Giro d'italia: narvaez siegt, ciccone erobert das rosa trikot!

Kalabrien hat dem Giro d'Italia Sonne und Dramatik beschert. Nach turbulenten ersten Etappen sah man am Dienstag eine erfrischende Wendung, als Jhonatan Narvaez im Sprint die Oberhand gewann und Giulio Ciccone das ersehnte Rosa Trikot übernahm. Doch der Sieg von UAE-Emirates war mehr als nur ein Etappenerfolg – er markiert den Beginn einer beeindruckenden Comeback-Geschichte.

Die comeback-kids von uae-emirates

Das Team aus den Emiraten, das nach Stürzen von Adam Yates, Jay Vine und Marc Soler am liebsten unter dem Tisch gekrabbelt wäre, präsentierte sich auf der vierten Etappe von einer ganz anderen Seite. Jhonatan Narvaez, selbst nach einem schweren Sturz bei der Tour Down Under im Januar zurückgekehrt, siegte überlegen, unterstützt von einem starken Jan Christen. Dieser brillierte nicht nur mit dem Gewinn des Red Bull-Zwischensprints, sondern ebnete Narvaez den Weg zum Sieg, indem er die Konkurrenz in die Verfolgung zwang.

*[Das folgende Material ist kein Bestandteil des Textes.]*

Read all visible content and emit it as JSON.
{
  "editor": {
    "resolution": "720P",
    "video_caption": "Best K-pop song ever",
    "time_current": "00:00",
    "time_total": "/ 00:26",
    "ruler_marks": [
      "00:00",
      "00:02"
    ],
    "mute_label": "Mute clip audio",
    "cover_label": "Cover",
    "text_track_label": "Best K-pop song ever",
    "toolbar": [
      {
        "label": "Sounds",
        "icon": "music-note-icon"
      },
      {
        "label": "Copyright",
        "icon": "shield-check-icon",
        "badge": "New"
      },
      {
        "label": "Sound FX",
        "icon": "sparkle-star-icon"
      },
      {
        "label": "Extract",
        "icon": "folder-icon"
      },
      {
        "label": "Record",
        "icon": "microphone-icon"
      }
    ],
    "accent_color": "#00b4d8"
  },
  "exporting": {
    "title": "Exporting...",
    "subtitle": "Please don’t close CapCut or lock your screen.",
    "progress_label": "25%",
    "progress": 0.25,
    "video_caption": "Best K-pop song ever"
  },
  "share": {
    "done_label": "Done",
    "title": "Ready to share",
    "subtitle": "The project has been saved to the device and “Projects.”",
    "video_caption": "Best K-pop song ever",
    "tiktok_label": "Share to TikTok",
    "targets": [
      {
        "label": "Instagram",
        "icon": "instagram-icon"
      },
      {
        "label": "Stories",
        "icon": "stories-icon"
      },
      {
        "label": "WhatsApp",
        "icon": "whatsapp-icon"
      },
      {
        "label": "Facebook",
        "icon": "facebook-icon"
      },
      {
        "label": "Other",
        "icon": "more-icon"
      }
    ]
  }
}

Christen, der nach einem Schlüsselbeinbruch bei Mailand-Sanremo sein Giro-Debüt feiert, demonstrierte eindrucksvoll, dass er trotz der Umstände zu den besten Nachwuchsfahrern der Rundfahrt gehört.

Ciccones langer weg zum rosa trikot

Ciccones langer weg zum rosa trikot

Während UAE-Emirates mit dem Sieg von Narvaez für Furore sorgte, erfüllte sich Giulio Ciccone einen lang gehegten Traum: Er übernahm das Rosa Trikot. Nach verpassten Chancen in Bulgarien und einem frustrierenden Start in die Rundfahrt konnte der Italiener nun endlich seine Ambitionen unter Beweis stellen. Seine Freude war ungetrübt: „Ich habe vom Rosa Trikot geträumt, seit ich ein Kind war!“, strahlte er nach seinem Triumph.

Visma dominiert im berg

Visma dominiert im berg

Auch wenn Movistar und Red Bull-Bora-hansgrohe versuchten, die Gelegenheit eines dezimierten Feldes zu nutzen, offenbarte der erste lange Anstieg des Giro d'Italia, den Cozzo Tunno, die wahre Stärke der Teams. Vor allem Jonas Vingegaard und seine Visma-Mannschaft zeigten, dass sie nicht nur auf der Flachetappe, sondern auch in den Bergen zu den Favoriten gehören. Fünf Fahrer von Visma erreichten das Ziel im ersten Peloton – ein klares Zeichen ihrer Überlegenheit und ihrer Fähigkeit, das Rennen zu kontrollieren. Kein anderes Team konnte mit dieser Dominanz mithalten.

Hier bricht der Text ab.